Trading is the ultimate “less is more” profession, but it’s also extremely difficult for most people to come to grips with this fact by accepting the following:
80% of trading should be simple and without stress, 20% is more difficult.
80% of profits come from 20% of trades. 80% of the time the market is not worth trading, 20% of the time you should find low risk trading opportunities. 80% of the time you should not be in a trade, 20% you can be.
80% of trades should be on the daily chart time frame, 20% can be other time frames. 80% of trading success is a direct result of trading psychology and money management, 20% is from strategy / system.
Let’s delve into each of the above points a little deeper and see how you can start applying them to your trading, and hopefully start improving it, significantly.
80% Simple, 20% Difficult
This one is easy. Most of what we do as traders is sit in front of our computers and look at prices going up or down or sideways; determining market direction and finding trades is not hard,
people make it hard.
The difficult part of trading is controlling yourself and not over-trading, not risking too much per trade, not jumping back into the market on emotion after a big win or a loss, etc.
In short, controlling your own behavior and mindset, as well as properly managing your money are the hardest parts of trading, and traders tend to spend less of their time & focus on these more difficult aspects of trading,
probably about 20%, when they should be spending about 80% of their time on them.
80% of profits come from 20% of trades
We absolutely must wait patiently for high-probability trade setups, rather than the high-frequency trading style that tends to put so many traders ‘out of business’. I
t’s absolutely true that most of my trading profits come from a small percentage of my trades.
80% of the time I am not trading, 20% of the time I ‘might’ be. I don’t like to risk money on a setup that isn’t ‘screaming’ at me or what I like to say is “damn obvious”.
Most traders like to trade a higher-frequency trading style, and it’s not a coincidence that somewhere around 80 to 90% of them lose money.
They are losing money because they are trading way too much and not being patient or disciplined enough to wait for their strategy to really come together and give them a high-probability entry signal.
”You don’t need to trade often. If you can catch one or two moves to the targets during the day with good size, you can make a good living and keep trading costs down.”
Do you see the connection between the fact that most traders lose money (around 80%) and about the same amount of time the market is really not worth trading?
Markets chop around a lot, and a lot of the time the price action is simply meaningless.
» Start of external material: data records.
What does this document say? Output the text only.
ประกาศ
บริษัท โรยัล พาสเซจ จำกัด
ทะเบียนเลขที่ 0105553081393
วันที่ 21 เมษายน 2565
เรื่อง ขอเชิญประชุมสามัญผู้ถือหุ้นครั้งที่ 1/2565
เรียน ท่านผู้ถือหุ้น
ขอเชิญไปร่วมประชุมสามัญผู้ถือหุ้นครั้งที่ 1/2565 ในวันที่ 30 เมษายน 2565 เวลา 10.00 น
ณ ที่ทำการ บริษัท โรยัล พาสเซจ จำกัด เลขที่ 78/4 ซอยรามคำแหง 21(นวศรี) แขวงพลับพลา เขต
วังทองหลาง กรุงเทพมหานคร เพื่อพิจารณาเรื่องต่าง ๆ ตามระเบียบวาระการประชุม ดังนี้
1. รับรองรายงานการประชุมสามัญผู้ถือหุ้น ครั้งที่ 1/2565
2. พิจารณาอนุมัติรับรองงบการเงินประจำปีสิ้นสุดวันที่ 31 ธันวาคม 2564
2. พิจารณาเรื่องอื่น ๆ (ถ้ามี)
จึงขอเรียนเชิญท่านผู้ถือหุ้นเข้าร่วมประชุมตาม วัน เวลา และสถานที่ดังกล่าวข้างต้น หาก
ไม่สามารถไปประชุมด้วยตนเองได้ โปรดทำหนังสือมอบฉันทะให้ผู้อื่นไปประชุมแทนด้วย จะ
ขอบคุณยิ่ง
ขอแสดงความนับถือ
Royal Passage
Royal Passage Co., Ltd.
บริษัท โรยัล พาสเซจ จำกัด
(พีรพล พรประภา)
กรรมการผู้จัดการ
As a price action trader, our job is to analyze the price action and have the discipline to not trade during the
choppy (meaningless) price action and wait for the 20% or so market conditions that are worth trading.
The main thing that separates the professionals from the amateurs in this business is patience and not over-trading. Traders tend to negate their trading edge by trading during the 80% of the time
when the market is not worth trading. Instead of waiting for the 20% of the time when it is worth trading, they simply trade 80% to 100% of the time with very little discretion or self-control,
like a drunk guy at a casino.
Don’t let this be you, remember the 80/20 rule ESPECIALLY as it pertains to trading vs. not trading. If you think you are trading about 80% of the time, you need to evaluate your trading habits and
make it more in-line with trading only 20% of the time and 80% of the time should be spent observing and keeping your hands in your pockets (not trading).